A decisão do presidente Luiz Inácio Lula da Silva (PT) de insistir no nome do advogado-geral da União, Jorge Messias, para uma vaga no Supremo Tribunal Federal (STF) abriu uma nova frente de disputa política em Brasília. Após sofrer uma rejeição histórica no Senado Federal, Messias poderá ser novamente indicado pelo Palácio do Planalto, mas a oposição já articula uma estratégia para impedir que o nome volte à votação ainda neste ano.
Na sexta-feira (29), durante um evento em Sergipe, Lula confirmou publicamente que pretende reenviar a indicação ao Senado. O presidente classificou a derrota de Messias como uma decisão de natureza política e afirmou que não pretende recuar.
“Ele foi derrotado por uma questão simplesmente política. E eu vou mandar o Messias outra vez”, declarou.
A rejeição do atual chefe da Advocacia-Geral da União ocorreu por 42 votos a 34 no plenário do Senado. Foi a primeira vez em mais de 130 anos que os senadores rejeitaram um indicado ao STF, tornando o episódio um dos mais marcantes da relação entre Executivo e Legislativo nos últimos anos.

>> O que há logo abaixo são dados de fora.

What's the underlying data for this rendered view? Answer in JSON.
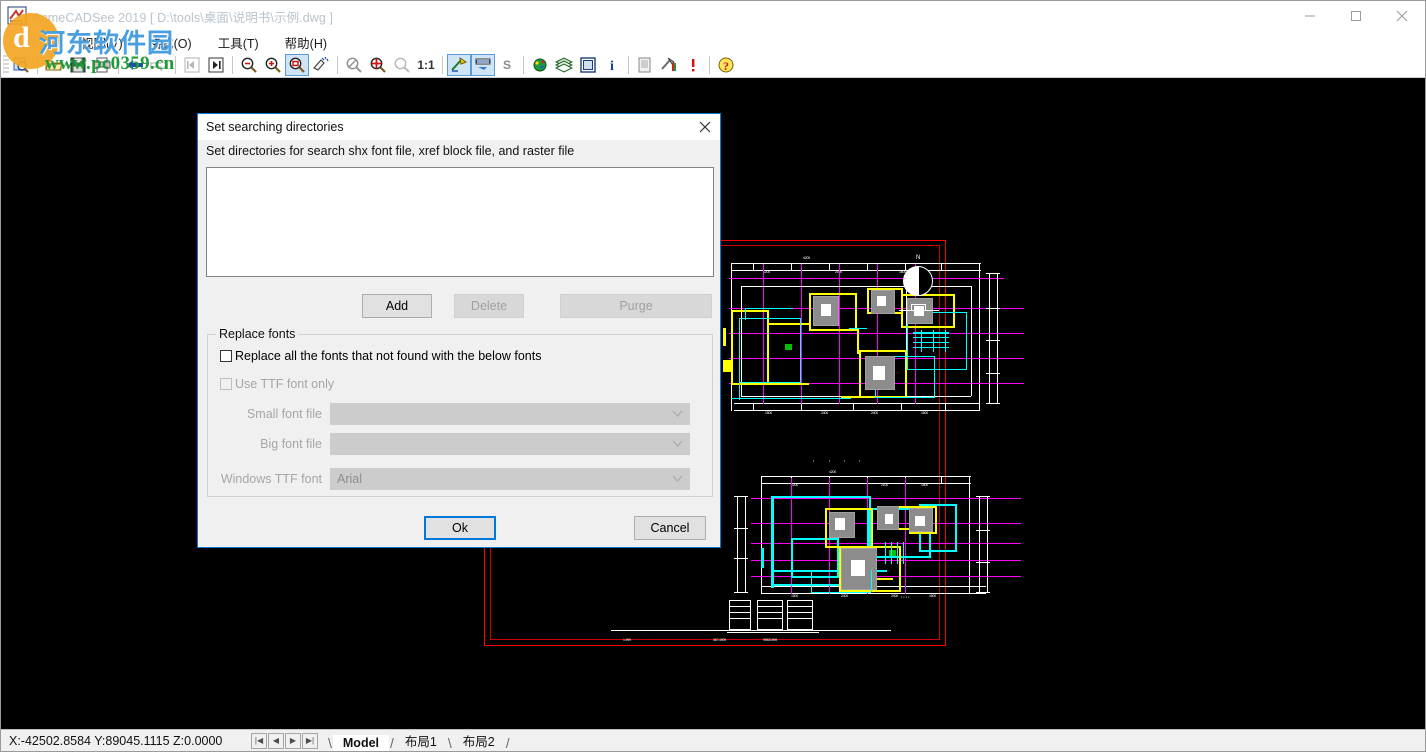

Diante da sinalização de Lula, lideranças da oposição passaram a defender que existe um impedimento técnico para uma nova votação ainda em 2026. O argumento está baseado em um ato da Mesa Diretora do Senado, editado em 2010, que, segundo essa interpretação, impediria a reapresentação de um nome rejeitado pelo plenário no mesmo ano legislativo.
Na avaliação dos oposicionistas, o presidente tem a prerrogativa constitucional de reenviar a indicação, mas o Senado não estaria obrigado a submetê-la novamente à votação neste ano. Caso esse entendimento prevaleça, a análise ficaria para 2027, quando a Casa terá uma nova composição após as eleições.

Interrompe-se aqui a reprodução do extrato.